TBMM (AA) - TBMM Başkanı Mustafa Şentop, Türkiye'de 1950'den beri seçimle ilgili hiçbir şaibe olmadığını belirterek, "Bundan sonra da olmayacaktır. Yerleşmiş, iyi işleyen güvenli bir sistemimiz var." dedi.
Şentop, AAtölye'deki Anadolu Ajansı (AA) Editör Masası'na konuk olarak katıldı, gündeme ilişkin soruları yanıtladı.
Cumhurbaşkanı Recep Tayyip Erdoğan'ı, Nobel Barış Ödülü'ne aday gösterdiği ve bazı ülkelerin de bu konuya destek verdiğinin hatırlatılması üzerine Şentop, Nobel Barış Ödülü'nün her yıl verildiğini belirtti.
Geçen yılın en önemli olayının; Rusya'nın Ukrayna'ya saldırması sonucu ortaya çıkan savaş olduğuna işaret eden Şentop, bu önemli olayda insani ateşkesin sağlanmasında adım atan kişinin, Cumhurbaşkanı Recep Tayyip Erdoğan olduğunu kaydetti.

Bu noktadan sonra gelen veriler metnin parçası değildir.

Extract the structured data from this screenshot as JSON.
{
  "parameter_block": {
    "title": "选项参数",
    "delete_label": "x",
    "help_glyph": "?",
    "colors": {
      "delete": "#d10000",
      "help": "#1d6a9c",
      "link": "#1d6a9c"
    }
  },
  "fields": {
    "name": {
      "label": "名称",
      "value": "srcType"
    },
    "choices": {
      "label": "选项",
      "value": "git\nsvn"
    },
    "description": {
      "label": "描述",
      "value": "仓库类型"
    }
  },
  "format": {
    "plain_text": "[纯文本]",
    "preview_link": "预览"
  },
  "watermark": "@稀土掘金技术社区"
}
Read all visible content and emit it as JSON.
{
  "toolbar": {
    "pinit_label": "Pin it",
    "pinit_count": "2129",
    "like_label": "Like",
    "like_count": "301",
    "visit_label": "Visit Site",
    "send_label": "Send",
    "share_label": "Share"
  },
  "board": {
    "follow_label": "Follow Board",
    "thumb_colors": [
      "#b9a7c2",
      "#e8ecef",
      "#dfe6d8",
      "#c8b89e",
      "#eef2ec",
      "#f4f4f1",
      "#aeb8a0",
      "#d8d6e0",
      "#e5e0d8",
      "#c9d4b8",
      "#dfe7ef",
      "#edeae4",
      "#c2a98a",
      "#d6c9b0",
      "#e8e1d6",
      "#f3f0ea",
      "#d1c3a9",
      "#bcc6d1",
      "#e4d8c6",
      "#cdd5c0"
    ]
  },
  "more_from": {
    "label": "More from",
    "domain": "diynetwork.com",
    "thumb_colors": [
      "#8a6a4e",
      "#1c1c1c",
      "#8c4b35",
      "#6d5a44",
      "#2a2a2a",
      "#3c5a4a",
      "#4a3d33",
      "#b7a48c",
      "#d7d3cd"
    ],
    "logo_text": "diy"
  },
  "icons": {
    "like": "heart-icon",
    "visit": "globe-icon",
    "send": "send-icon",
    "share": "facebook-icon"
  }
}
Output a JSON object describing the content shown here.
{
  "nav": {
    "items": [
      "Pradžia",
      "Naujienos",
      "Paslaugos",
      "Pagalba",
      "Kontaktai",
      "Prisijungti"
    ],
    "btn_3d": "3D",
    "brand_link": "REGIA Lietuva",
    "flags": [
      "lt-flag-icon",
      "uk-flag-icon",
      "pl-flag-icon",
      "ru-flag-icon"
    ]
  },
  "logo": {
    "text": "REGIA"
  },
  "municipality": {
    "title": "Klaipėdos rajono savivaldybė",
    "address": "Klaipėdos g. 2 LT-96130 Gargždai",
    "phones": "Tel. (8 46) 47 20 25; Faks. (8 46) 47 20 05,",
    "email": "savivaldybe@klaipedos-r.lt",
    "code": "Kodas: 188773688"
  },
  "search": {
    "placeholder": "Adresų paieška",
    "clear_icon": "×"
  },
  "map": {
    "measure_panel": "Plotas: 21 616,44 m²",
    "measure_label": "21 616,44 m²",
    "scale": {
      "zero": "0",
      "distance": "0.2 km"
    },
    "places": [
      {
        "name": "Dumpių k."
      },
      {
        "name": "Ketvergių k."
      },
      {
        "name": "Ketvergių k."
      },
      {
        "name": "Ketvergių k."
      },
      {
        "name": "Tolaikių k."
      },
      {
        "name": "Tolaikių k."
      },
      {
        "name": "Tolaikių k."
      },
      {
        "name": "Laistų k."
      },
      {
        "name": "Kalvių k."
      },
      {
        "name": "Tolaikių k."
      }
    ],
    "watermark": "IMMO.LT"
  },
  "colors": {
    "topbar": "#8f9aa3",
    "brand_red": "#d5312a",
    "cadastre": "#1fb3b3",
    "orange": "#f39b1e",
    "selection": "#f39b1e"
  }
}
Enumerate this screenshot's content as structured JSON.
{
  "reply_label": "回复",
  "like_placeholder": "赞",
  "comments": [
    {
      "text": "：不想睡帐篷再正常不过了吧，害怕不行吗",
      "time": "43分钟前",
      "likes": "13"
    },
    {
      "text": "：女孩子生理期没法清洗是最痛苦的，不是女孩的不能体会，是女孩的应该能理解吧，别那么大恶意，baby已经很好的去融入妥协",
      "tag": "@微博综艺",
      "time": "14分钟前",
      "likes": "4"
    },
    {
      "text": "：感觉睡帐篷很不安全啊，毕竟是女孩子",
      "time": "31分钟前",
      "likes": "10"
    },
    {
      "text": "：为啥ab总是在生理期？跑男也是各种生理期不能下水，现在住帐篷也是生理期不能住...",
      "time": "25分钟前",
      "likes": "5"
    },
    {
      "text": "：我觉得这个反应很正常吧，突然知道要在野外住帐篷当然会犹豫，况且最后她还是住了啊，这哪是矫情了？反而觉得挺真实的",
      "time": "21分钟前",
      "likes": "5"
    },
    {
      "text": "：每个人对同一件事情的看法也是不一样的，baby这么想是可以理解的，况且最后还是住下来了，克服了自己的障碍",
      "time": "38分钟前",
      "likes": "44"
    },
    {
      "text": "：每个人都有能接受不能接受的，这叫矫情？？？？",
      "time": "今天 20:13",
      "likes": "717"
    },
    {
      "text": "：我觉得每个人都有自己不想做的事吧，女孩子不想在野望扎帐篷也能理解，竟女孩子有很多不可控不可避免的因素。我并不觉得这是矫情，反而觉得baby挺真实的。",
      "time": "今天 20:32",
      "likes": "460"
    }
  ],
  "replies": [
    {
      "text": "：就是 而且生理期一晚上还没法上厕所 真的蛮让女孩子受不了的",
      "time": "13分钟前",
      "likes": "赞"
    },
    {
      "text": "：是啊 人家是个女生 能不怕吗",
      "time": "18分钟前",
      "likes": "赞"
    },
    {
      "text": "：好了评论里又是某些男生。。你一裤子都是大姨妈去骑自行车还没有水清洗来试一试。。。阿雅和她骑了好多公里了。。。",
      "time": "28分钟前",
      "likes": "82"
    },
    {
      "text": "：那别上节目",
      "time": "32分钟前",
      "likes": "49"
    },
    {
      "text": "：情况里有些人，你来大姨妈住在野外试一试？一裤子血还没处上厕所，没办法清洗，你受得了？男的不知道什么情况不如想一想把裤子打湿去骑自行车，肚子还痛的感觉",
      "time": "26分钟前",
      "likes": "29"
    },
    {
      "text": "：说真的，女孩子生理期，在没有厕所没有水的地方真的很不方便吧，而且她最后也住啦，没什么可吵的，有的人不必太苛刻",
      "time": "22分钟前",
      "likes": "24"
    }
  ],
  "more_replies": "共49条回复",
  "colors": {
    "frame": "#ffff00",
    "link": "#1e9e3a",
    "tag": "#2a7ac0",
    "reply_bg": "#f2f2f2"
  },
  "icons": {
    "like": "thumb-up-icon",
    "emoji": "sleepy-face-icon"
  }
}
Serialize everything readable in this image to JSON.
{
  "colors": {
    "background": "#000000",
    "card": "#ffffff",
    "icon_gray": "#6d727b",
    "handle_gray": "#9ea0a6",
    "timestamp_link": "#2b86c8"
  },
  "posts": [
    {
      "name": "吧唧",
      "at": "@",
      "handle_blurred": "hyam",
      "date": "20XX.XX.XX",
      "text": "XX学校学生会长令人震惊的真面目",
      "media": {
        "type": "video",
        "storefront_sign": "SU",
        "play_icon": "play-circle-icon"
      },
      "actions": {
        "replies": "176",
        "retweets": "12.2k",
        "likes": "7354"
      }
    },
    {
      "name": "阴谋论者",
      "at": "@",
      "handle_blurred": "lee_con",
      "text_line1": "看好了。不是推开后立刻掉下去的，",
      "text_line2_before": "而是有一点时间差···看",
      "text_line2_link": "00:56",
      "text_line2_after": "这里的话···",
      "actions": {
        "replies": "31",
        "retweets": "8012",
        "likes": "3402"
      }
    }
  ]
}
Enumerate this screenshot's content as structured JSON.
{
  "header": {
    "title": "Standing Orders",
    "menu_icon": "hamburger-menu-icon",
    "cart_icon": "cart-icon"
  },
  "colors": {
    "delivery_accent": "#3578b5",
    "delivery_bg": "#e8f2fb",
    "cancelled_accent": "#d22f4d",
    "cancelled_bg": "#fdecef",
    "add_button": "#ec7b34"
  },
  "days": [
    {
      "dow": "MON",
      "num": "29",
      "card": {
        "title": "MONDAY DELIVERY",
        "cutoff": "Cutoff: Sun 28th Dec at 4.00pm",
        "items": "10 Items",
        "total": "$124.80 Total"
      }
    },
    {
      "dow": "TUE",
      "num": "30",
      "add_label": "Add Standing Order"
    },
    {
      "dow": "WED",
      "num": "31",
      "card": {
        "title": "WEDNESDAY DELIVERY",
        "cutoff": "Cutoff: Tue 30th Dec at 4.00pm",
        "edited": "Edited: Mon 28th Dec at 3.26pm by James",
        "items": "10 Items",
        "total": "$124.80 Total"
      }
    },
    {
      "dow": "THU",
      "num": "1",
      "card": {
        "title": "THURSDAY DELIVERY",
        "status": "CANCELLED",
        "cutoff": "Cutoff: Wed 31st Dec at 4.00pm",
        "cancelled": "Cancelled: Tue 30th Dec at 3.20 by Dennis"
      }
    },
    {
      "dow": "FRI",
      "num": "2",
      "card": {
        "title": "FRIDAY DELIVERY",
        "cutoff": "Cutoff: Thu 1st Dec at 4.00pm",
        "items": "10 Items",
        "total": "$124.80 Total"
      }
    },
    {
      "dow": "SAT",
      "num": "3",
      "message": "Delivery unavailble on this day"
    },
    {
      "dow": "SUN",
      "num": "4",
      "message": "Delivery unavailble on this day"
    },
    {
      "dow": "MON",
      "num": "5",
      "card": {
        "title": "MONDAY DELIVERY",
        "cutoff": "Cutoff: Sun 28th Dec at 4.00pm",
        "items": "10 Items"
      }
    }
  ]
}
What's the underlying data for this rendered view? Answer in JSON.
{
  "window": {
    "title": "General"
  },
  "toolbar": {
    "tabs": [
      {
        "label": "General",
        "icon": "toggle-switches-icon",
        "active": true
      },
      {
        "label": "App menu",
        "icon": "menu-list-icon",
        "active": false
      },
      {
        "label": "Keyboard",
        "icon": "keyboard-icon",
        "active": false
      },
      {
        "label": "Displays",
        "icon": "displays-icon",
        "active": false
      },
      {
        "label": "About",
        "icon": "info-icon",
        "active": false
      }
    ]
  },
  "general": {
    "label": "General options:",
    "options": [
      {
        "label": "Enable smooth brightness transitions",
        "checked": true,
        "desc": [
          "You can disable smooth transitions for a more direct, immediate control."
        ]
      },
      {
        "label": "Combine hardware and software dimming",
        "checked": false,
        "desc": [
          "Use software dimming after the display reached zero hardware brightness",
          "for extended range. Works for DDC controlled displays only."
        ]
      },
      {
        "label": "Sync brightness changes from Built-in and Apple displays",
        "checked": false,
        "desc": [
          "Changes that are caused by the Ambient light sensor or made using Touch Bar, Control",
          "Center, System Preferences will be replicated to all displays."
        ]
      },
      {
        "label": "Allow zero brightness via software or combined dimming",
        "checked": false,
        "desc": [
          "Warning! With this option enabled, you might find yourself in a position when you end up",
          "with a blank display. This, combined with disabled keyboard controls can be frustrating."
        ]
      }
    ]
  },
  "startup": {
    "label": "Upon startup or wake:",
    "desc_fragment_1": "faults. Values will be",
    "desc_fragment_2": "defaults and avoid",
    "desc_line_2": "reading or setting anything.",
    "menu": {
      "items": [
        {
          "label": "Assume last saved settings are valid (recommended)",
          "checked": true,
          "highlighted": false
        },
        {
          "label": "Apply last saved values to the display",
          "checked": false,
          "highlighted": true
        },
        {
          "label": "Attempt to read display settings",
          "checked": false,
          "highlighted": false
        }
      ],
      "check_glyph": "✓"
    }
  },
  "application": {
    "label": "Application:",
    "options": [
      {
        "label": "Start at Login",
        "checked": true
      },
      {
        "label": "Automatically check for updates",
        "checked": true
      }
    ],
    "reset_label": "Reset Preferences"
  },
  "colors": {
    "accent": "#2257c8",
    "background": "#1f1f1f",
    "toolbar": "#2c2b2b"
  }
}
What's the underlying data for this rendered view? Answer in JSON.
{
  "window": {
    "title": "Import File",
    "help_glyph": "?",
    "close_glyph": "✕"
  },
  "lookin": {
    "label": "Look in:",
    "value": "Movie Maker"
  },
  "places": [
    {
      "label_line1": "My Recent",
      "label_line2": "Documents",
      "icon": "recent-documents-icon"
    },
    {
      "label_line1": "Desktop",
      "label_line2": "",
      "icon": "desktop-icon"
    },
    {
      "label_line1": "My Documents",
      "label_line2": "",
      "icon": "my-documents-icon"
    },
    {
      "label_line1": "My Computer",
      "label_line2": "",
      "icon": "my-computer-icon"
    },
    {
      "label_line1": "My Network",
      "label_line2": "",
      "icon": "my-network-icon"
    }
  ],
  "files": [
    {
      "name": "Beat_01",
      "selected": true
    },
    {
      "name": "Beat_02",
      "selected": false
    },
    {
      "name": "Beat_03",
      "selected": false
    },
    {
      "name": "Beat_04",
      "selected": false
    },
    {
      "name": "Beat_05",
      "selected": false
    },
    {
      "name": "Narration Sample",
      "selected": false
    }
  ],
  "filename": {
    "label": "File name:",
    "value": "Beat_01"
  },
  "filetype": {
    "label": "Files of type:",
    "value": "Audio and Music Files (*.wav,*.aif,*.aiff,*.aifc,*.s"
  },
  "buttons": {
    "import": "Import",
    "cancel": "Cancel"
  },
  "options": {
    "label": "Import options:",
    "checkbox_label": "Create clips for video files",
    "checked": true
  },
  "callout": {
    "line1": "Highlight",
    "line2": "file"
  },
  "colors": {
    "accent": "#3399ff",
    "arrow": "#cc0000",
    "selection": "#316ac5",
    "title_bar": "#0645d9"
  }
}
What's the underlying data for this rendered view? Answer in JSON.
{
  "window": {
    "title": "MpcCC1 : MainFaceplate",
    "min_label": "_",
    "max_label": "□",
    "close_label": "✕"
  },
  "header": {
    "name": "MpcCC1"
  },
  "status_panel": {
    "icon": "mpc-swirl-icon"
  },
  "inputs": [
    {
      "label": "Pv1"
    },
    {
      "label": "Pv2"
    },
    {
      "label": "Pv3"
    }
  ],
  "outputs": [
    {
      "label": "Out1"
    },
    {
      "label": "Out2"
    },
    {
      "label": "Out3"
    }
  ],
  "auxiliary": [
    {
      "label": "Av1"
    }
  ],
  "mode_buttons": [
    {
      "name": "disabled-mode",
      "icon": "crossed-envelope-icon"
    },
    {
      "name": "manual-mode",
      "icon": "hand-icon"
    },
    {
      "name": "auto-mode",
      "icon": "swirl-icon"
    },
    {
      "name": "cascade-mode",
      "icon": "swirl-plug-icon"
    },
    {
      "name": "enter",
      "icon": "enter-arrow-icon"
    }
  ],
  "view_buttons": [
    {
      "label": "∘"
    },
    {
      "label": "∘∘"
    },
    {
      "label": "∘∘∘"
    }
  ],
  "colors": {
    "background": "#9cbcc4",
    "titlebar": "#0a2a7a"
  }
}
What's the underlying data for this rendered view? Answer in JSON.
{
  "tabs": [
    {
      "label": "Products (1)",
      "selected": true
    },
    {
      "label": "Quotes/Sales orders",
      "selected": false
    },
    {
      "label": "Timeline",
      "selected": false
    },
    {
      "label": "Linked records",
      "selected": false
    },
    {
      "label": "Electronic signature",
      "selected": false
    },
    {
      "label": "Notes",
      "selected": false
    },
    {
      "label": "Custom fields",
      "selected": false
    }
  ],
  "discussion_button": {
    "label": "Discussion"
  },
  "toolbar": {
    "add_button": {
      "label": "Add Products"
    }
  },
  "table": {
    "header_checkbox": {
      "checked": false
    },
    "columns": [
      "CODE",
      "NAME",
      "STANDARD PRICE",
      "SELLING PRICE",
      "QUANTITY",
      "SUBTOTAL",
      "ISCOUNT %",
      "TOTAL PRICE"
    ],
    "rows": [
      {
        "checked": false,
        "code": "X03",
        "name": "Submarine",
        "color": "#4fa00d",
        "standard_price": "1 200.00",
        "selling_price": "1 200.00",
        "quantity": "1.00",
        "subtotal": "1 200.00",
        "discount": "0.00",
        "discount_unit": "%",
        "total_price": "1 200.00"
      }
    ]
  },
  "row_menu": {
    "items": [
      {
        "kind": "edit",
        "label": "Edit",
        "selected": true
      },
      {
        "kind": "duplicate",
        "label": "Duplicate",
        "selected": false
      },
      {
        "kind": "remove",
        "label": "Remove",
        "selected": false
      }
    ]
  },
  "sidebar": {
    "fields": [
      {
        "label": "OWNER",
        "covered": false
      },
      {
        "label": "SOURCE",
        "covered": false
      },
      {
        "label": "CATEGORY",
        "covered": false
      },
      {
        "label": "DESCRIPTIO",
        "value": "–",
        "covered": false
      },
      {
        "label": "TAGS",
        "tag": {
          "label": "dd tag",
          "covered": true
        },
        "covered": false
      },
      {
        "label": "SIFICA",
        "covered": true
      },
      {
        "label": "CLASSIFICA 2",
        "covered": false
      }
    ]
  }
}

Şentop, tahıl koridoru, esir değişimi, yaralıların ve yaşlıların ülkelerine iadesinin, Erdoğan'ın Ukrayna-Rusya Savaşı'ndaki çabalarının sonucu ortaya çıkan somut adımlar olduğuna dikkati çekerek, şöyle devam etti:
"Eğer bir Barış Ödülü'nden bahsediyorsak, Nobel falan 2022 yılı için... Burada tek bir kişi var. O da Recep Tayyip Erdoğan'dır. Bu ödülü, hak eden kişidir. Bu fikir nasıl ortaya çıktı? Birçok uluslararası toplantıda, destek veren ülkelerden parlamenterlerin de ortaya attığı, bize teklif ettiği birtakım değerlendirmelerle ortaya çıkmış oldu. Sonuçta, özel bir gayret de göstermedik. Bir adaylık başvurusu yaptıktan sonra bu ülkelerden, parlamenterler, senatörler... Pakistan Senato Başkanı bizzat açıklama yaptı. Özel bir mektup da yazdı. Endonezya, Macaristan, Japonya, Bangladeş, Cezayir, Umman, Mali, Gabon, Nijer'den birçok milletvekili başvuru yaptı. Sosyal bilimler alanında çalışma yapan akademisyenlerin de bu konuda başvurusu oldu. Nobel Barış Ödülü verilir, verilmez ayrı bir şey."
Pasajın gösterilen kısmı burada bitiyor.